With this form of item response analysis (Embretson & Reise 2000), we can do two things. One is identify invalid items—ones that don’t genuinely measure the underlying disposition in an acceptably discerning manner. We’ll recognize an invalid item if the probability of answering it correctly doesn’t bear the sort of relationship with OSI that valid items do.

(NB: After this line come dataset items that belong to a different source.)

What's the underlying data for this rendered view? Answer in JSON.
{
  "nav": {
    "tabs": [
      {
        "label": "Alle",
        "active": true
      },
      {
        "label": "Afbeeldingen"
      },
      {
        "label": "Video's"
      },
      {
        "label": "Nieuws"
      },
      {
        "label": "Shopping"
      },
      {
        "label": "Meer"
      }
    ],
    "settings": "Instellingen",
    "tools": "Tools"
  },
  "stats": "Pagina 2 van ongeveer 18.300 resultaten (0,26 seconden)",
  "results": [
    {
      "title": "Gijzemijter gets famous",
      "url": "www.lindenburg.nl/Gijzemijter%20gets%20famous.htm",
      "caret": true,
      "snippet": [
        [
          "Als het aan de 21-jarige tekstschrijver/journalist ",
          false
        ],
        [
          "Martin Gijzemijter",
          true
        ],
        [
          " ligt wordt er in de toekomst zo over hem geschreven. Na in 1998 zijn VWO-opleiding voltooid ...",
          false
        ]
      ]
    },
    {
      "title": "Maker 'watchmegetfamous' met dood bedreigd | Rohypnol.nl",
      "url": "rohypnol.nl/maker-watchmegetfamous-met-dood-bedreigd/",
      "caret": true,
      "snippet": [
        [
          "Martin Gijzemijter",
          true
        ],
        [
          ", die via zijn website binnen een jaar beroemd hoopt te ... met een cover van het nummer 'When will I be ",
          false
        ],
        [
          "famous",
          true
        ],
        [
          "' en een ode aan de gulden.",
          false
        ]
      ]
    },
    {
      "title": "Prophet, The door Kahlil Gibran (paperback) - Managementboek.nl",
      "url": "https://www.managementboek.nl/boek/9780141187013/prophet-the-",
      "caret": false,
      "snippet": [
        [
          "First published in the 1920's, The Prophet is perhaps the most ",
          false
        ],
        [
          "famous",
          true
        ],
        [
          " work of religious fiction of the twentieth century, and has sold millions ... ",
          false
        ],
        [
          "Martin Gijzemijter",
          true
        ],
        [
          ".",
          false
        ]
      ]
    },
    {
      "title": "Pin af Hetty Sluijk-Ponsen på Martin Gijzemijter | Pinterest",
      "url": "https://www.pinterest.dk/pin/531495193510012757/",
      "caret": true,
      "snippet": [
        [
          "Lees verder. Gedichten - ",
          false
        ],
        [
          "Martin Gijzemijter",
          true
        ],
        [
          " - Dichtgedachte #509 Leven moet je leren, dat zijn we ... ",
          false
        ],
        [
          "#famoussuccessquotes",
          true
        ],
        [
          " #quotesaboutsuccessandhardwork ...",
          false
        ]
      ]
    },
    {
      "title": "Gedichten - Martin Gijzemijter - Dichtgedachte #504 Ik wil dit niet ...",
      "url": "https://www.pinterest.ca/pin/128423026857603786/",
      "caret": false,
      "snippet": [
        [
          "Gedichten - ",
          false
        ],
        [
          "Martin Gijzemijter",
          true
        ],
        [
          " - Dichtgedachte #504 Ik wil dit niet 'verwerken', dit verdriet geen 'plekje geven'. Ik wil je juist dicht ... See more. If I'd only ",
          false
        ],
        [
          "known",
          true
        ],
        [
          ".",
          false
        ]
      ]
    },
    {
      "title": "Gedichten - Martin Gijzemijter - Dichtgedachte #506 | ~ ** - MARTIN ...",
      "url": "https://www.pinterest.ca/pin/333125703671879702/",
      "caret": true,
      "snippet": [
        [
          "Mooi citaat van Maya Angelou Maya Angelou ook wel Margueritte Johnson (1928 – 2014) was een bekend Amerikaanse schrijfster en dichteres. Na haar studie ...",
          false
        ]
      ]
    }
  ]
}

The NSF Indicator’s “Evolution” item—“human beings, as we know them today, developed from earlier species of animals, true or false?”—is pretty marginal in that regard. People who vary in science comprehension, we’ve seen, vary correspondingly in their ability to answer questions that pertain to their capacity to recognize and give effect to valid empirical evidence. The probability of getting the answer “right” on “Evolution,” in contrast, varies relatively little across the range of OSI (Figure 1). In addition, the probability of getting the right answer is relatively close to 50% at both one standard deviation below and one standard deviation above the OSI mean, as well as at every point in between. The relative unresponsiveness of  the item to differences in science comprehension, then, is reason to infer that it is either not measuring anything or is measuring something that is independent of science comprehension.

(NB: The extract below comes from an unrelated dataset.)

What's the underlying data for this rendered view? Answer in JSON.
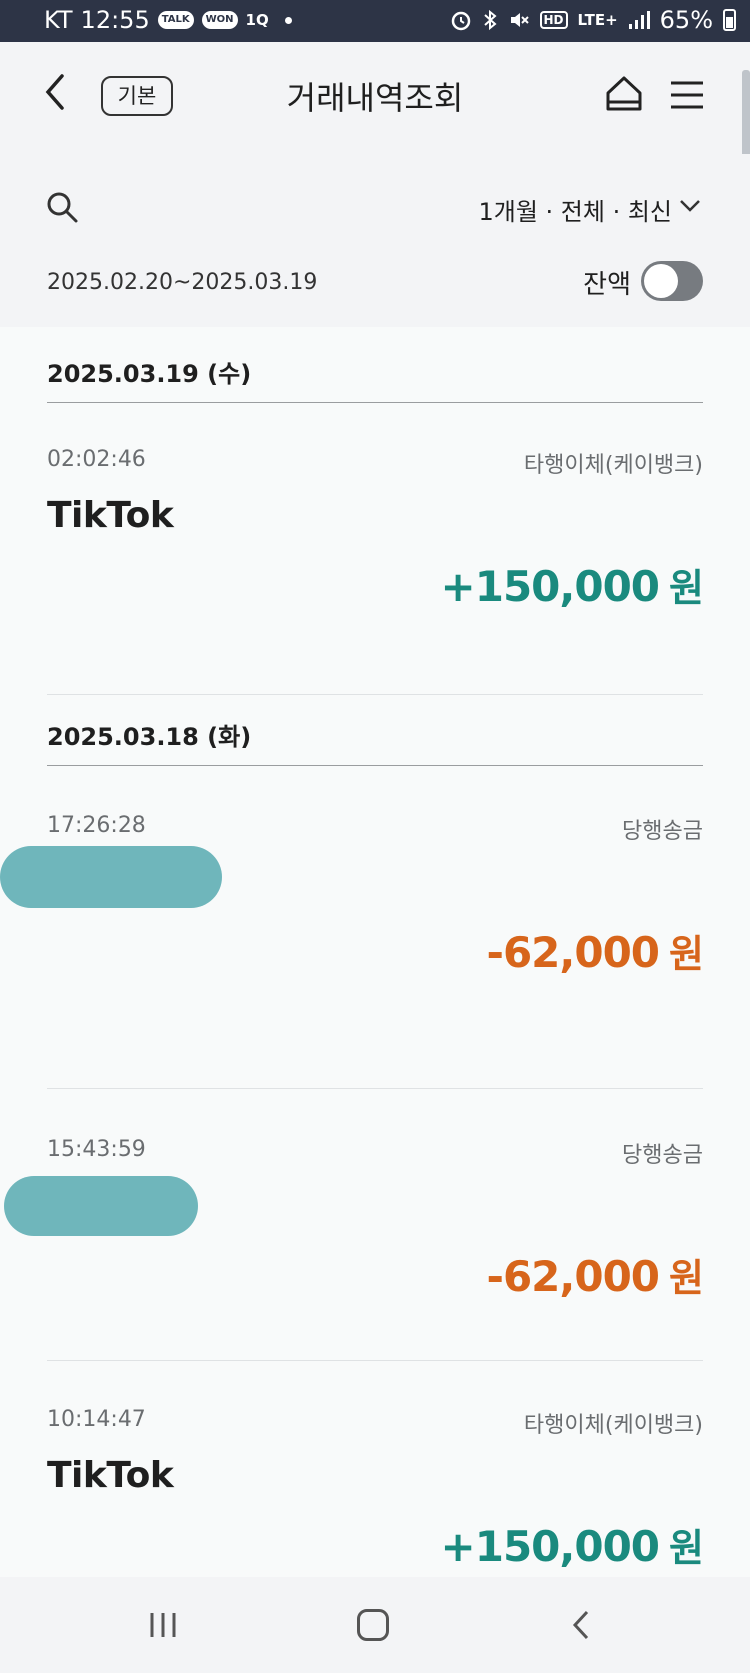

Second, item-response functions can be used to identify items that are “biased” in relation to a subgroup.  “Bias” in this context is used not in its everyday moral sense, in which it connotes animus, but rather in its measurement sense, where it signifies a systematic skew toward either high or low readings in relation to the quantity being assessed.  If an examination of an item’s response profile shows that it tracks the underlying latent disposition in one group but not in another, then that item is biased in relation to members of the latter group—and thus not a valid measure of the disposition for a test population that includes them (Osterlind & Everson 2009).

That’s clearly true for the NSF’s Evolution item as applied to individuals who are relatively religious.  Such individuals—who we can identify with a latent disposition scale that combines self-reported church attendance, frequency of prayer, and perceived importance of religion in one’s life (α = 0.86)—respond the same as relatively nonreligious ones with respect to Electron, Nitrogen, and Conditional Probability. That is, in both groups, the probability of giving the correct response varies in the same manner with respect to the underlying science comprehension disposition that OSI measures (Figure 2).

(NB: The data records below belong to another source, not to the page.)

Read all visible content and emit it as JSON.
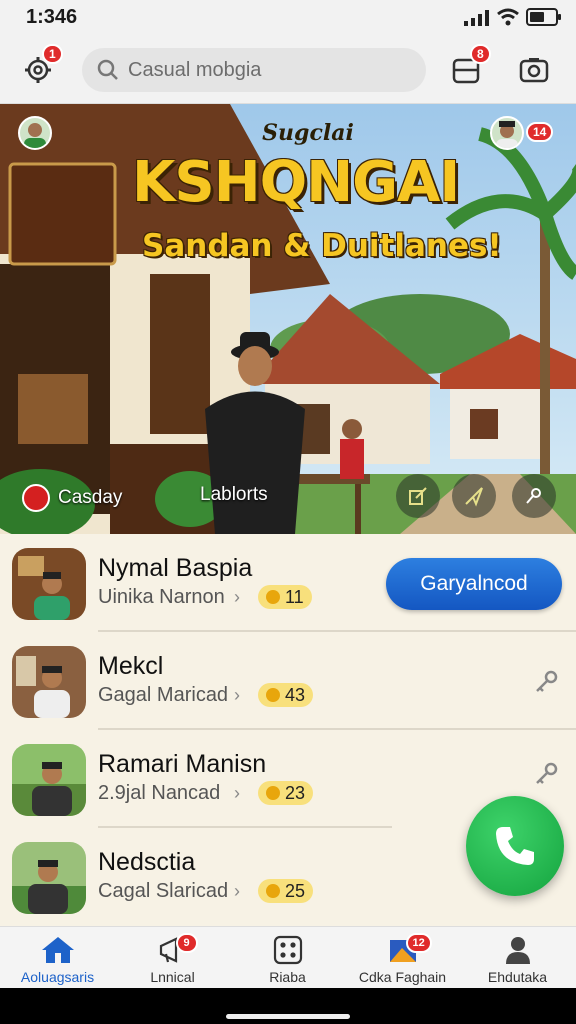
{
  "status_bar": {
    "time": "1:346",
    "battery_level": 0.6
  },
  "toolbar": {
    "settings_badge": "1",
    "search_placeholder": "Casual mobgia",
    "wallet_badge": "8"
  },
  "hero": {
    "title_small": "Sugclai",
    "title_large": "KSHQNGAI",
    "title_sub": "Sandan & Duitlanes!",
    "avatar_badge": "14",
    "chip_left": "Casday",
    "chip_right": "Lablorts"
  },
  "list": [
    {
      "name": "Nymal Baspia",
      "sub": "Uinika Narnon",
      "coins": "11",
      "action": "Garyalncod"
    },
    {
      "name": "Mekcl",
      "sub": "Gagal Maricad",
      "coins": "43"
    },
    {
      "name": "Ramari Manisn",
      "sub": "2.9jal Nancad",
      "coins": "23"
    },
    {
      "name": "Nedsctia",
      "sub": "Cagal Slaricad",
      "coins": "25"
    }
  ],
  "nav": [
    {
      "label": "Aoluagsaris",
      "icon": "home-icon",
      "active": true
    },
    {
      "label": "Lnnical",
      "icon": "megaphone-icon",
      "badge": "9"
    },
    {
      "label": "Riaba",
      "icon": "dice-icon"
    },
    {
      "label": "Cdka Faghain",
      "icon": "map-icon",
      "badge": "12"
    },
    {
      "label": "Ehdutaka",
      "icon": "person-icon"
    }
  ],
  "colors": {
    "accent_blue": "#1d62c9",
    "call_green": "#1fb34a",
    "badge_red": "#e02b2b",
    "title_yellow": "#f6c622"
  }
}
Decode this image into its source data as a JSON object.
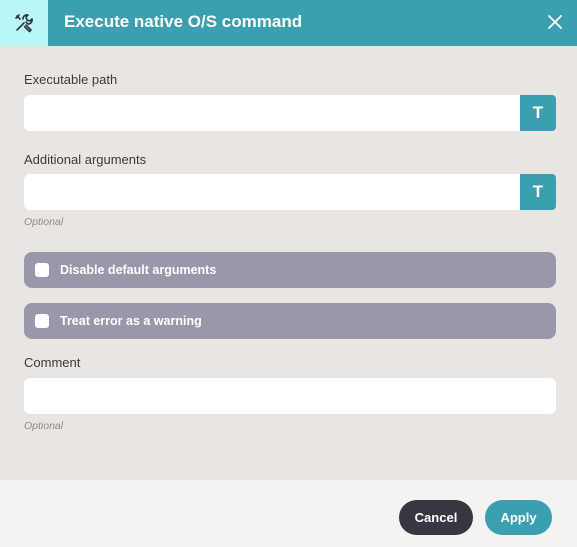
{
  "dialog": {
    "title": "Execute native O/S command",
    "header_icon": "tools-icon",
    "close_icon": "close-icon"
  },
  "fields": {
    "executable_path": {
      "label": "Executable path",
      "value": "",
      "type_button": "T"
    },
    "additional_arguments": {
      "label": "Additional arguments",
      "value": "",
      "type_button": "T",
      "hint": "Optional"
    },
    "comment": {
      "label": "Comment",
      "value": "",
      "hint": "Optional"
    }
  },
  "toggles": {
    "disable_default_arguments": {
      "label": "Disable default arguments",
      "checked": false
    },
    "treat_error_as_warning": {
      "label": "Treat error as a warning",
      "checked": false
    }
  },
  "footer": {
    "cancel_label": "Cancel",
    "apply_label": "Apply"
  },
  "colors": {
    "accent": "#3c9fb0",
    "header_icon_bg": "#b8f6f8",
    "toggle_bg": "#9a97ab",
    "cancel_bg": "#3a3640",
    "body_bg": "#e9e5e3"
  }
}
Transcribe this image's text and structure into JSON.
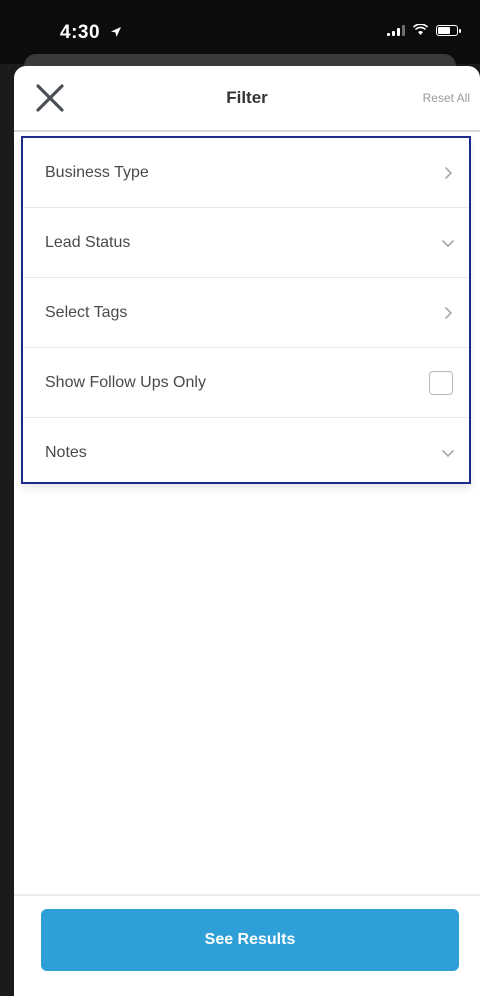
{
  "status_bar": {
    "time": "4:30",
    "icons": [
      "location-arrow-icon",
      "signal-icon",
      "wifi-icon",
      "battery-icon"
    ]
  },
  "header": {
    "title": "Filter",
    "close_icon": "close-icon",
    "reset_label": "Reset All"
  },
  "filters": [
    {
      "label": "Business Type",
      "control": "chevron-right-icon"
    },
    {
      "label": "Lead Status",
      "control": "chevron-down-icon"
    },
    {
      "label": "Select Tags",
      "control": "chevron-right-icon"
    },
    {
      "label": "Show Follow Ups Only",
      "control": "checkbox",
      "checked": false
    },
    {
      "label": "Notes",
      "control": "chevron-down-icon"
    }
  ],
  "footer": {
    "results_label": "See Results"
  },
  "colors": {
    "accent": "#2f9fd8",
    "highlight_border": "#1c2a8a",
    "text": "#4a4a4a",
    "muted": "#9a9a9a"
  }
}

Their performance on the Evolution item, however, is clearly discrepant. One might conclude that Evolution is validly measuring science comprehension for non-religious test takers, although in that case it is a very easy question:  the likelihood a nonreligious individual with a mean OSI score will get the “right” answer is 80%—even higher than the likelihood that this person would respond correctly to the relatively simple Electron item.

In contrast, for a relatively religious individual  with a mean OSI score, the probability of giving the correct response is around 30% .  This 50 percentage-point differential tells us that Evolution does not have the same relationship to the latent OSI disposition in these two groups.

Indeed, it is obvious that Evolution has no relation to OSI whatsoever in relatively religious respondents.  For such individuals, the predicted probability of giving the correct answer does not increase as individuals display a higher degree of science comprehension. On the contrary, it trends slightly downward, suggesting that religious individuals highest in OSI are even more likely to get the question “wrong.”